So why procrastinate in the first place? I didn’t want to fail or accept anything less than the idealized version of myself and, without creating a safe environment to be productive in, I subconsciously believed focusing meant pain. If the only time I ‘motivated’ myself to focus was minutes before my time limit, then I wasn’t being considerate towards the energy I put into my work. Without acknowledging the disrespect I put myself through, any and all tactics to capture my attention went out the window. I had to sit down and train myself to ditch procrastination in order to find ways that worked with my inability to focus instead of letting it guide me to my downfall.
Techniques To Try
Any time I found myself disorganized and unable to get started on work, the most recommended advice I received was to make a list. So I did just that:
Write everything down from tasks to hobbies I wanted to pursue.
Realize I had way more on my plate than expected.
Spiral and stress from the continuously growing list only to—
Do nothing.
I never wanted to make a list for fear of seeing my reality. It wasn’t until I wondered if numbering my tasks and tossing some dice would help me choose my fate. Realistically, I wanted my work done but didn’t want to do it and it wasn’t until I turned it into a game that I became excited to check off my list. I sent that email, took the dog for a walk, anything that the die decided I was going to do next. Does it sound a little crazy? Yeah. Did it work? Absolutely.

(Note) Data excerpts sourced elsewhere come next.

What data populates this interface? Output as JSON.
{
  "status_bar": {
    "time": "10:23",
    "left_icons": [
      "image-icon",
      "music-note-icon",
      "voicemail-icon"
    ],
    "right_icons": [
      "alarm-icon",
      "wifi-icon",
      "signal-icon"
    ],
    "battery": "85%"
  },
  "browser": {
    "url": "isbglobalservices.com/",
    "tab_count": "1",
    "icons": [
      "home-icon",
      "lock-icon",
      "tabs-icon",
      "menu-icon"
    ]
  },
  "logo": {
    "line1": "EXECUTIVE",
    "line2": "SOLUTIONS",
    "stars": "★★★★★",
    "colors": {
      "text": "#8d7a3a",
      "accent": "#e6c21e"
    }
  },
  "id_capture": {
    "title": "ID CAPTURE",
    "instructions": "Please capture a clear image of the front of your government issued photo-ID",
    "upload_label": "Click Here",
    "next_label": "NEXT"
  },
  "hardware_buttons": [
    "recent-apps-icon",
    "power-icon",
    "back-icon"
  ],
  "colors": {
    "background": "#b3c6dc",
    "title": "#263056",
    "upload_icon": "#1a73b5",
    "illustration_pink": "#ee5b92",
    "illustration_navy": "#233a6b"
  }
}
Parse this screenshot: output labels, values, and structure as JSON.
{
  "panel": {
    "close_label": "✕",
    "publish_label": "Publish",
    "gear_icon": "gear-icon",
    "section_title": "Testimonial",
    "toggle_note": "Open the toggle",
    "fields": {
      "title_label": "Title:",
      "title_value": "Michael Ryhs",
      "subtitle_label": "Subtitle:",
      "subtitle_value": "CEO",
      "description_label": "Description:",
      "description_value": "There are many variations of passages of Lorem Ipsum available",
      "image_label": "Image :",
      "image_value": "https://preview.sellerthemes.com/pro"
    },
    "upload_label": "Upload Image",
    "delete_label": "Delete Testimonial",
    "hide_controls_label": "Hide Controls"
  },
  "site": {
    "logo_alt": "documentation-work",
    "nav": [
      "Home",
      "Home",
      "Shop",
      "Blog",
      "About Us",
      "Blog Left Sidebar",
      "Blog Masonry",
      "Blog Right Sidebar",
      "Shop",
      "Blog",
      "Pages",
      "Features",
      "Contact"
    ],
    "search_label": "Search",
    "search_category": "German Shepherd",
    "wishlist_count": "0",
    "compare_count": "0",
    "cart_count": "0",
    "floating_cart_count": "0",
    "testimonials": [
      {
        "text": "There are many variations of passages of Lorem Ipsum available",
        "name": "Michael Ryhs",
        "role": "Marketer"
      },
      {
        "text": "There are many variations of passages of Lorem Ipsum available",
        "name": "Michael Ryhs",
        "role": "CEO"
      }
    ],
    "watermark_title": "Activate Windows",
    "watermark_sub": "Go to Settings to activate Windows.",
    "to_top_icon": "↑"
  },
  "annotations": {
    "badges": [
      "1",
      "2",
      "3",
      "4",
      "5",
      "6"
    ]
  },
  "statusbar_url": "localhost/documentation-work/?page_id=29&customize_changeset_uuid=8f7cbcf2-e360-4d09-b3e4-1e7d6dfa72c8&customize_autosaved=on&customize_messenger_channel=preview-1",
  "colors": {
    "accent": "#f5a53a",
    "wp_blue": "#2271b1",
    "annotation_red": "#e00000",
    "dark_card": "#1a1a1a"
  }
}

I’m aware this won’t work for everybody, but I wouldn’t have figured it out if I hadn’t tried techniques that didn’t work out for me. Rewarding myself after a project doesn’t interest me, not allowing myself to eat or step away from my desk wasn’t proactive in a healthy work relationship, working myself up at the last minute felt particularly evil despite being the easiest. I needed to be a little eccentric to focus or I’d get bored and run off to do the next big thing. In The Happiness Project, by Gretchen Rubin, she suggests that if a task can be done under 5 minutes— get it done. In that amount of time, I can: vacuum the floor, make the bed, prepare lunch, etc. It was an excuse to make things fun, which is exactly what my short attention span needs! Competing with myself became my main source of motivation and I hadn’t realized what I was capable of until then.